Single by Little Big Town

from the album Pain Killer
- Released: June 9, 2014
- Genre: Country pop
- Length: 2:58
- Label: Capitol Nashville
- Songwriters: Karen Fairchild; Jimi Westbrook; Phillip Sweet; Troy Verges; Barry Dean;
- Producer: Jay Joyce

Little Big Town singles chronology
| "Sober" (2013) | "Day Drinking" (2014) | "Girl Crush" (2014) |

= Day Drinking =

"Day Drinking" is a song recorded by American country music group Little Big Town. It was released in June 2014 as the lead single from their sixth studio album, Pain Killer. Little Big Town debuted the song on the CMT Music Awards on June 4, 2014.

==Content==
"Day Drinking" is a mid-tempo song about not wanting to wait until later or needing a reason to have some drinks, so the song's narrator suggests they do a little "day drinking." The song was written by three members of the band (Karen Fairchild, Phillip Sweet, and Jimi Westbrook) with Barry Dean and Troy Verges. Of the song's inception, Fairchild said: "We didn't know it really, but with 'Day Drinking,' we had a blast that day because we were drinking and writing songs. We left it alone, then a couple of weeks later, Barry Dean and Troy Verges sent us a souped up work tape of what we had done. Then, we thought this is very fun and very cool."

===Composition===
The song is set in the key of E Mixolydian.

==Critical reception==
Matt Bjorke of Roughstock complimented the song's production, saying that it "benefit[s] from Joyce's strong guitar solo and percussive production tendencies which only enhance the summery good time vibes of the lyrics of 'Day Drinking.'" Bob Paxman of Country Weekly highlighted the song's "first-rate production" and vocals. He awarded the song a B+ rating, saying that while "[it] will hardly be remembered for its depth, but like a vacation cruise, it’s the perfect summer getaway."

==Music video==
The music video for "Day Drinking" made its premiere on June 25, 2014, courtesy of People.com.

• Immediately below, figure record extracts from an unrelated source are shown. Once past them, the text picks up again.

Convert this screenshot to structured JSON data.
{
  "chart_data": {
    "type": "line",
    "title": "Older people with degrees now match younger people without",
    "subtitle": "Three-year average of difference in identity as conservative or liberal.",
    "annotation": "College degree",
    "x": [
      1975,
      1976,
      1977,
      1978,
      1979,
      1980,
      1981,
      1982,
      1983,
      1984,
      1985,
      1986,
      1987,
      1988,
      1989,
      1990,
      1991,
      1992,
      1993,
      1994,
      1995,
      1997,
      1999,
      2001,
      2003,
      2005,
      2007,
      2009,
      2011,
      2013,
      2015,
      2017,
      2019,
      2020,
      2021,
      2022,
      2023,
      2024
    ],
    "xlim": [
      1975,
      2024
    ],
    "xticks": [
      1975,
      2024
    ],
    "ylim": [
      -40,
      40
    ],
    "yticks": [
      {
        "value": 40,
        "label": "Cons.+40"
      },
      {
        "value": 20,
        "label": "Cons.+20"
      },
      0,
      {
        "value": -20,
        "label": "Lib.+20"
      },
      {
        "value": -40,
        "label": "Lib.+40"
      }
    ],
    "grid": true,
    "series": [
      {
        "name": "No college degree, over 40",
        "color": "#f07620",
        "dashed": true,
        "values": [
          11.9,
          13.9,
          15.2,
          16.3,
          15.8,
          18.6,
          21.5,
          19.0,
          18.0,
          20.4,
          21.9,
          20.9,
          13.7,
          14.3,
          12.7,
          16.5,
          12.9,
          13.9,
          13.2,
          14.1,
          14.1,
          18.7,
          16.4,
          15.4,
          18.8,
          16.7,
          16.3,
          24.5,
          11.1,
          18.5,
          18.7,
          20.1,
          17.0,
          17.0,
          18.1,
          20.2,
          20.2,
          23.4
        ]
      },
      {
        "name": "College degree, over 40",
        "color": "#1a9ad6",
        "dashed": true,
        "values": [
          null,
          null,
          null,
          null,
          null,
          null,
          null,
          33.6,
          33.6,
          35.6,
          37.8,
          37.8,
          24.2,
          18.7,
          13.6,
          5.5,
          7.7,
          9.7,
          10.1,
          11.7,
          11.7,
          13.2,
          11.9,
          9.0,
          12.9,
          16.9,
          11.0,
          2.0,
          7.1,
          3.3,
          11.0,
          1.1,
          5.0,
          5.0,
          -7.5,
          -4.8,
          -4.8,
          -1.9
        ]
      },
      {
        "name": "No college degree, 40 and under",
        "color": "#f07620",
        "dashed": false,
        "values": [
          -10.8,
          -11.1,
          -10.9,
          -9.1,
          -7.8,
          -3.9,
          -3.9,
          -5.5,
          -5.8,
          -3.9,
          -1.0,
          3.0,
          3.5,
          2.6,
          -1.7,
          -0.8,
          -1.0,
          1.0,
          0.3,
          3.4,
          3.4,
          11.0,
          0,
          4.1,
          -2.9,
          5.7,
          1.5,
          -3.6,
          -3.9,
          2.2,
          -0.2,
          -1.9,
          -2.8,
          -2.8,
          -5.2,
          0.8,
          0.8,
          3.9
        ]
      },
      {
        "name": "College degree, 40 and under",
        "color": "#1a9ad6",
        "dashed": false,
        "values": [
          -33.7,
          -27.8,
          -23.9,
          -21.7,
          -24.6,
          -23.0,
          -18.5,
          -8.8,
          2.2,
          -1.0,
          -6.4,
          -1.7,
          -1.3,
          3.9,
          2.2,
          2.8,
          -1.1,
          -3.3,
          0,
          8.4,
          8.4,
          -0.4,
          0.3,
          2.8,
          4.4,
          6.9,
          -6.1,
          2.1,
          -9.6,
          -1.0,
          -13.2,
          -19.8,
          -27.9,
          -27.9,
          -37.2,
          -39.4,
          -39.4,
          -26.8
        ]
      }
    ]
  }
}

It opens with the band members stuck in a traffic jam, before they get out of their vehicle, a red Cadillac convertible, and proceed to walk down the highway. Others follow suit and they all end up at a beach where fun festivities commence while alcohol beverages are consumed. Scenes for the video were shot in the Miami Beach, Florida area.

==Chart performance==
"Day Drinking" debuted at number 32 on the U.S. Billboard Country Airplay chart and at number 22 on the U.S. Billboard Hot Country Songs chart for the week of June 21, 2014. It also debuted at number 87 on the U.S. Billboard Hot 100 chart. As of April 2015, the song has sold 671,000 copies in the United States.

| Chart (2014) | Peak position |
|---|---|
| Canada Hot 100 (Billboard) | 50 |
| Canada Country (Billboard) | 1 |
| US Billboard Hot 100 | 40 |
| US Country Airplay (Billboard) | 2 |
| US Hot Country Songs (Billboard) | 4 |

===Year-end charts===

| Chart (2014) | Position |
|---|---|
| US Country Airplay (Billboard) | 29 |
| US Hot Country Songs (Billboard) | 34 |

==Certifications==

| Region | Certification | Certified units/sales |
| United States (RIAA) | 2× Platinum | 2,000,000^{‡} |
^{‡} Sales+streaming figures based on certification alone.

==Beverage Line==
The song's popularity led to the band creating & marketing a line of canned wine spritzers under the brand DAY DRINKING BY LITTLE BIG TOWN. The beverage comes in five flavors: Watermelon Rosé, Rosé Bubbles, Southern Peach, Black Cherry and Pontoon Punch.